Por Jeremias Macário*
Mais uma Conferência do Governo Baiano, dessa vez na área da Comunicação Social para traçar políticas públicas, visando a formação da cidadania e o desenvolvimento local. Mas, pelo estilo de eqüidistância em relação ao centro de decisão do nosso povo, está mais para uma circunferência. Primeiro, a localização do evento, lá na Uesb(Universidade Estadual do Sudoeste da Bahia) já não foi uma escolha acertada para seus objetivos de democratização da comunicação. Não tenho nada contra a Uesb, mas em se tratando de comunicação social, a sua realização no centro da cidade daria um caráter de maior aproximação e integração com a comunidade.
Nos tempos de hoje, da era digital, virtual e da internet, os debates têm que sair do círculo acadêmico entre estudantes, professores e técnicos, para a esfera popular das lideranças e dos segmentos organizados da sociedade. Outro ponto é que a coordenação foi imposta de cima para baixo, isto é, sem representantes da comunidade. Para ser mais claro, o comando da organização do evento já veio pronta lá de Salvador, do governo. Apesar da televisão, do rádio e da internet, a comunicação ainda é um pacote fechado das elites, onde impera o monopólio e o latifúndio dos grandes grupos.
Por que essas conferências e debates não conseguem sair do seu casulo acadêmico e penetrar na essência do pensamento da periferia? Como falar em democratização da comunicação sem procurar saber o que pensa os cidadãos que vivem nas classes mais baixas?
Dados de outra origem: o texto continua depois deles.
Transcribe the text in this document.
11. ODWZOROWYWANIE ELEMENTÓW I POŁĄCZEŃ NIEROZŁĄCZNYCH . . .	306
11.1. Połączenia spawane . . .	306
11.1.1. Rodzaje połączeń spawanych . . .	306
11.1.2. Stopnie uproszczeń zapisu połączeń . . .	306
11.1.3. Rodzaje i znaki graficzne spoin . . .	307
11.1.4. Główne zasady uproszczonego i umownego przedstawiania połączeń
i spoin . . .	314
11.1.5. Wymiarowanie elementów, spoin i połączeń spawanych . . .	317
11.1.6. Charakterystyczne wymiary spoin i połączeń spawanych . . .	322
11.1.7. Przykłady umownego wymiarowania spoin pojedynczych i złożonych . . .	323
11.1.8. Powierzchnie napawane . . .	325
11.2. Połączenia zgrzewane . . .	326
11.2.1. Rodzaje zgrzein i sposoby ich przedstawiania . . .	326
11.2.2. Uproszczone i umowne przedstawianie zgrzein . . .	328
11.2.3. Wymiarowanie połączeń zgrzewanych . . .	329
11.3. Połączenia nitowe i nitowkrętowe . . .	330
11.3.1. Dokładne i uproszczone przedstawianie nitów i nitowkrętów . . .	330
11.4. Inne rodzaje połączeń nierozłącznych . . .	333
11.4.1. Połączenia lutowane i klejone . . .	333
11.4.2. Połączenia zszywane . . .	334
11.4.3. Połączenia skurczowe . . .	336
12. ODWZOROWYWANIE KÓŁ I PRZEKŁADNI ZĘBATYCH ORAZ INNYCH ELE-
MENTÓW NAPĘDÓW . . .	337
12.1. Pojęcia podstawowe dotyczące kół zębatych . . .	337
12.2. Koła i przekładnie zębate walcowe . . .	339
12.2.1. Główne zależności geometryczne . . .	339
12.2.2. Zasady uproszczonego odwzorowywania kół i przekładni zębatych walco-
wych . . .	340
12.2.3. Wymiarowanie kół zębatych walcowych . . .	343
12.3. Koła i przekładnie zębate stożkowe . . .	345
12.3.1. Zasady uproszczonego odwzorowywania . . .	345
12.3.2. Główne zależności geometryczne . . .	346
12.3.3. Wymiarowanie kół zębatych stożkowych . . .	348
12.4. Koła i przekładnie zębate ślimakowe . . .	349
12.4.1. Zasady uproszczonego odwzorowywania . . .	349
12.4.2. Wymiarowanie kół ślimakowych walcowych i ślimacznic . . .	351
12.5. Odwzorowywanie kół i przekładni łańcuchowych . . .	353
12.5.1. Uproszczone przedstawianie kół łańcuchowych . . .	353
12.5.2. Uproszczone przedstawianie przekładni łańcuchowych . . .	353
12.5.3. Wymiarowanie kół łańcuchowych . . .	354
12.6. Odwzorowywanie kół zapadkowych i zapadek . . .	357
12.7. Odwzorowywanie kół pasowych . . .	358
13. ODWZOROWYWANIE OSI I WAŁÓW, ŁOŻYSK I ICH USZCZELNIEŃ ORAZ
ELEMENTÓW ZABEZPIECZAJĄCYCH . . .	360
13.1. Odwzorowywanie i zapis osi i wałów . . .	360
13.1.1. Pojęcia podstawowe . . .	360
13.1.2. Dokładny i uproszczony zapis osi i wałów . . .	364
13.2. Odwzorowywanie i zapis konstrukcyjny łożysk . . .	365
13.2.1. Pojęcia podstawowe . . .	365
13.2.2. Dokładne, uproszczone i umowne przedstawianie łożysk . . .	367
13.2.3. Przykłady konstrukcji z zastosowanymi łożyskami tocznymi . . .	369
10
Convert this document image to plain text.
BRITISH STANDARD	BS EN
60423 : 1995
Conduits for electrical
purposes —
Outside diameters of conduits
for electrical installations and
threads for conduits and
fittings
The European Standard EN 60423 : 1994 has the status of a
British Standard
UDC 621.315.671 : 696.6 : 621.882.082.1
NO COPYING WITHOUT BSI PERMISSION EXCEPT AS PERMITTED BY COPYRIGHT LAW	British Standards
Precisamos saber deles o que é a comunicação, como deve ser feita a comunicação e o que eles querem receber, especialmente em se tratando de políticas públicas. Temos a mania de ficar divagando em elucubrações e teorias, decidindo pelo cidadão.
Um emaranhado de informações, muitas delas desencontradas e enganosas, é jogado para a população que fica confusa para definir o que é certo ou errado. Sem condições de depurar o que é mesmo verdade, o cidadão mais comum fica sem condições de se defender das armadilhas da comunicação. Daí ser necessária uma discussão com as comunidades dos bairros para que elas saibam interpretar as mensagens e comecem a exigir informações transparentes da parte de nossos governantes. A participação dos segmentos e das lideranças é uma maquiagem. Como é feito o processo de indicação de seus membros? Pelas comunidades?
A criação de conselhos comunitários de comunicação, com o acompanhamento do Ministério Público, seria o caminho mais confiável para a compreensão do problema, além de ser instrumento de reivindicação dos direitos de cada um por uma informação séria e de qualidade. Do jeito que estão sendo feitas essas conferências, as diretrizes para as políticas públicas de comunicação como fator de inclusão social estão vindo de cima para baixo. De lá de cima, numa linguagem acadêmica, se gasta tempo e dinheiro se discutindo regimentos internos, critérios, metodologias e outras baboseiras.
Os governos nunca deram importância para a mídia do interior que a chamam de imprensa “caipira”, e centralizam suas ações, espaços e informações na capital. Desconhecem a história do jornalismo do interior e o tratam com se fosse feito apenas por incompetentes e picaretas. Aliás, a impressão que se tem a partir das edições e da pouca literatura publicada, é que a história da imprensa da Bahia é só a da capital Salvador. A do interior não existe, não tem importância. Enquanto isso, por falta de apoio e incentivo, a memória do jornalismo do interior está se acabando com o tempo.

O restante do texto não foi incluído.